The Little Sisters of the Poor is anything but “little.” Run by 13 Roman Catholic sisters and a slew of volunteers, the nursing home is a perfect example of the true difference a community can make to an individual’s emotional health.
Walking into the Little Sisters of the Poor in Brighton Heights does not feel like entering a conventional “nursing home.” The facility’s day-to-day activities and upkeep continue to run smoothly, despite allegations arising earlier this year that the home’s chaplain, Rev. John A. Geinzer, committed child sexual abuse.
Here, for residents, the stereotypical hospital-like qualities of a nursing home are overhauled and “family” is a consistent undertone. Guests are greeted with gentle smiles and good spirits. The atmosphere contains an aura of calm and serenity. It’s like visiting a relative’s home.
The story of this international congregation begins in France in 1839 with the work of Saint Jeanne Jugan, founder of Little Sisters of the Poor. One day, she came across a woman on the street who was blind, picked her up, and took her home with her. After that, she began taking in and caring for the poor and elderly who couldn’t find refuge elsewhere. Jugan, canonized for her dedication to serving the poor, and her work inspired the creation of homes to continue her mission in over 30 countries.
Little Sisters of the Poor opened its first home in Pittsburgh in 1872 through the efforts of Bishop Michael Domenec and seven Irish sisters sent by the Society of Saint Vincent de Paul.

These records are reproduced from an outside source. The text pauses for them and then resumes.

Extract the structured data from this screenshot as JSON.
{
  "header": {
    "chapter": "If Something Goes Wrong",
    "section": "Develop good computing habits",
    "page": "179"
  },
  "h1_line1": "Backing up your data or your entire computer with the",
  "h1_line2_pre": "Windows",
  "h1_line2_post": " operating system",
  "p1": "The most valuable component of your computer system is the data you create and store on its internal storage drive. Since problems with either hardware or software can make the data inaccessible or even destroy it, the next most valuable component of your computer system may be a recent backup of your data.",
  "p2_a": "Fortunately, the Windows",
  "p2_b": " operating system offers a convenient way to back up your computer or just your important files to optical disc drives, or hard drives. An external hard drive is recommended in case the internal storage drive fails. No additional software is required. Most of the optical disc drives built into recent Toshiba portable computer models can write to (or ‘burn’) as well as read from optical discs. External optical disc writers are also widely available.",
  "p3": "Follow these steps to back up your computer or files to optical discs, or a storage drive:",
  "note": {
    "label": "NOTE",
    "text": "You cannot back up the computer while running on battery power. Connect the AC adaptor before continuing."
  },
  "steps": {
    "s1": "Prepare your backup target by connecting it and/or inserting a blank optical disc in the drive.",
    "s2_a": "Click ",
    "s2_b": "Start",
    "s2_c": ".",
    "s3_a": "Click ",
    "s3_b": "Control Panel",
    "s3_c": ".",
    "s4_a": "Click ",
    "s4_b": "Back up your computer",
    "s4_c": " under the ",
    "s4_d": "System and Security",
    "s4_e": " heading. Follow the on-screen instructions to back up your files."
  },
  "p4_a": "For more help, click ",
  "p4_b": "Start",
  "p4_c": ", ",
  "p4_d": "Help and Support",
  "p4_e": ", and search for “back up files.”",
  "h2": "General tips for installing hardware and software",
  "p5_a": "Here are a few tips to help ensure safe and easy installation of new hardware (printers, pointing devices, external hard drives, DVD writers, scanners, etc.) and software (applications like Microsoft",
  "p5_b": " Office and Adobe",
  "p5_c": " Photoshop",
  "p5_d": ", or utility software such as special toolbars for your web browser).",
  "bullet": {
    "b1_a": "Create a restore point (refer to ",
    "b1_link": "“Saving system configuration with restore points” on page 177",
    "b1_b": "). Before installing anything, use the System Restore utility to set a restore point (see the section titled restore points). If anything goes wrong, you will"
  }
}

After just 13 years in the city, the number of seniors the group served far surpassed the number it could adequately care for. After erecting a new home on Penn Avenue, the sisters eventually moved to their present location on Benton Avenue. Currently, the organization serves 93 residents older than 65 who qualify for Medicaid.
Housing options for residents range from a fully staffed nursing home to completely independent apartment units. Apartments are suited for one or two people and each door has a personal touch from its residents: a floral wreath; a tassel hanging from the doorknob.
Each of the home’s four nursing units, or “households,” is home to
12 residents. This terminology is just one of the many ways Little Sisters of the Poor creates community and familial bonds among its residents.
“Most nursing homes call their floors either units or floors, but Little Sisters uses ‘households’ because it connects to their mission of making a home for the elderly, not a facility,” said Kathleen Bowser, Development Director of the home.
Research shows that a sense of community is crucial to the overall happiness of human beings. The use of “households” to describe living quarters, fosters emotional well-being. In these households, each resident is provided with a bedroom. There is a living room, dining room and a shared kitchen space where residents often cook breakfast.
“The physical design of the nursing building was to mimic a real house…[and] the word choices used here amongst the Sisters, staff and volunteers also follow that philosophy,” said Bowser. Nurses are constantly on duty, but their stations are discreet to eliminate a sterile, hospital feel.
Down the home’s many corridors, residents filter in and out of medical offices of primary care physicians, eye doctors and dentists. There’s a music room, where residential choirs and bands meet and residents can access stacks of CDs. This room is testament to the power of music therapy for residents living with dementia and other cognitive issues: Bowser recalls a resident with memory loss related to dementia who could not speak, yet was able to sing along to songs in the music room.
Another open space is home to exercise equipment and card tables and its windows overlook miles of Northside roadways. The staff says the building’s on-site beauty salon is always crowded with ladies getting curlers put in. There’s a coffee shop, a gift shop selling crafts made by residents, a chapel offering daily Mass, a computer room and even a designated space for residents to satisfy their Wii Bowling addictions.
All of this is possible through generous donations from the Pittsburgh community and Collecting, a tradition rooted in the early days of Jugan’s congregation. Roaming the streets of France with a basket in hand, she collected food to help the people she cared for.
The Little Sisters in Pittsburgh used to collect using horse-drawn carriages but have since transitioned to collecting in vans. They gather items such as personal hygiene products and paper products during church collections and outside of the local Giant Eagle. A full list of items needed is available on the home’s website.